#38

3.5K 160 5
                                    

Günümüz...

Arya'dan

Olan onca tuhaf olay üzerine gerçekten de şaşalamış durumdaydım. Acaba bilmediğim başka neler var? Acaba gün ışığına çıkmak için bekleyen daha kaç gerçek vardı?

Kahvaltı yapmak için oturduğum koltuktan kalktım ve mutfağa yöneldim. Tam o sırada evin içine yankılanan kapı sesiyle adımlarım durdu. Sanırım bi' rahat vermeyecekler.

Kapıya yönelip açtığımda karşımda Burak'ı görünce hiç şaşırmadım. Burak beni baştan aşağı süzüp gözlerini tekrar gözlerimle buluşturdu.

"Yukarı çık. Üzerini değiştir. Arabama gel. Kahvaltını Batu'nun evinde edersin. Beş dakikan var."

Burak şaşılacak bir hızla konuşup arabaya yöneldi. Ben de şaşkın bir şekilde kapıyı kapatıp hızla merdivenlere yöneldim ve üst kata çıktım.

Üzerimi değiştirip aşağı indim ve evden çıkıp kapıyı kilitledim. Arkamı döndüğüm an Melis'le yüz yüze gelmemle yerimden sıçradım.

"Melis? Ne yapıyorsun? Ödümü koparttın."

Elini koluma koydu ve ilerlemeye başladı. Bir şey diyemeden arabasının yanına vardığımızda Melis hemen arka koltuğa oturdu. Kaşlarımı kaldırarak ona baktım.
Genelde önde oturmayı severdi. Şimdi neden böyle yaptı ki?
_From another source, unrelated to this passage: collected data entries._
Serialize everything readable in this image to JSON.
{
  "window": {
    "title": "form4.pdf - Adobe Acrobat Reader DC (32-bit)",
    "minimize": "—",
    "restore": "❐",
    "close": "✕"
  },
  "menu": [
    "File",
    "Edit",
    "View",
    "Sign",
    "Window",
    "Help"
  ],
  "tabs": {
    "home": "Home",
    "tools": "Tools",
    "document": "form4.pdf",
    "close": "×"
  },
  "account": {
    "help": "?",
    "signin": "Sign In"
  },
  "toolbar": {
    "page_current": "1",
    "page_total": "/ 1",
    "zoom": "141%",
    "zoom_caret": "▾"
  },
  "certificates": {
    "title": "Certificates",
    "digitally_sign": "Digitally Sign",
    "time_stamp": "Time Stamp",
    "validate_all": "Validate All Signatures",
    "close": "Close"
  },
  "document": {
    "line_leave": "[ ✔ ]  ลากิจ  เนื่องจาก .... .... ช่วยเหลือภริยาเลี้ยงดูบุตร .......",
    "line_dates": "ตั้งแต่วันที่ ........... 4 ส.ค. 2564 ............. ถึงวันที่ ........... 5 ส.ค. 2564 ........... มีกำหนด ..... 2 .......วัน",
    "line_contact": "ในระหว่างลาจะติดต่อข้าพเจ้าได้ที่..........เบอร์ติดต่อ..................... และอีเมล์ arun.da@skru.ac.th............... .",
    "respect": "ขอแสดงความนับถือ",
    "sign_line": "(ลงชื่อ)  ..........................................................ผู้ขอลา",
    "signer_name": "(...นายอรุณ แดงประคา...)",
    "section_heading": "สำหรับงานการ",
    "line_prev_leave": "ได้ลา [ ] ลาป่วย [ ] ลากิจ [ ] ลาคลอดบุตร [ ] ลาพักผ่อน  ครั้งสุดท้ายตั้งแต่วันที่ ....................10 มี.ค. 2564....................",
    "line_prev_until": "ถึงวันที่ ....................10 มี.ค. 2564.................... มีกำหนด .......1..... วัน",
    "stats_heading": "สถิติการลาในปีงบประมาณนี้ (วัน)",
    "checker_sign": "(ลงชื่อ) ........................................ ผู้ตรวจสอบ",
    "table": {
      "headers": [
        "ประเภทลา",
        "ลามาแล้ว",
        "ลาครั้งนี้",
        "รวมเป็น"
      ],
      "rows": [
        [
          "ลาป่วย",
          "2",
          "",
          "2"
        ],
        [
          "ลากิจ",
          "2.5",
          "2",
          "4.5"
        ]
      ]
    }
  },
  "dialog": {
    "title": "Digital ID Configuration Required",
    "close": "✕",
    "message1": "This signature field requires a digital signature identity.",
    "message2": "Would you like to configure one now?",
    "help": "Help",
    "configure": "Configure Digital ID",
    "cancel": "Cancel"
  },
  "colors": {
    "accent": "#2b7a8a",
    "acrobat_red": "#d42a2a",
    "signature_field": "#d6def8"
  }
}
Arabanın yolcu koltuğuna oturdum ve sürücü koltuğundaki Burak'a baktım. Arabayı o sürecek olmalıydı. O sırada bakışlarım ikisninin arasında gidip geldi. Burak dümdüz önüne bakıyordu ve Melis'de elleriyle oynarken yere bakıyordu.
Evet, bu ikisinin arasında kesinlikle bir şeyler olmuştu.

"Ne oldu?"

"Hiçbir şey."
"Hiçbir şey."

Aynı anda konuşmalarıyla tek kaşımı kaldırarak onlara baktım. İkisi de kızarmaya başlayınca gözlerim şaşkınlıkla açıldı.
Benden kesinlikle bir şey saklıyorlardı.

"Tamam söylemeyin."

Burak, bu dediğime karşılık olarak rahatlamış gibi nefes verirken sinsice güldüm.

"Ama bu, daha sonra sorgulamayacağım anlamıma gelmez."

Melis birden öksürmeye başlayınca gözlerimi kısıp ikisine de kısa bir bakış attım ve önüme döndüm.
Saklayın bakalım. Ne kadar saklayabileceksiniz?

Burak arabayı çalıştırıp sürmeye başladı. Birkac dakika sonra dayanamayarak sordum.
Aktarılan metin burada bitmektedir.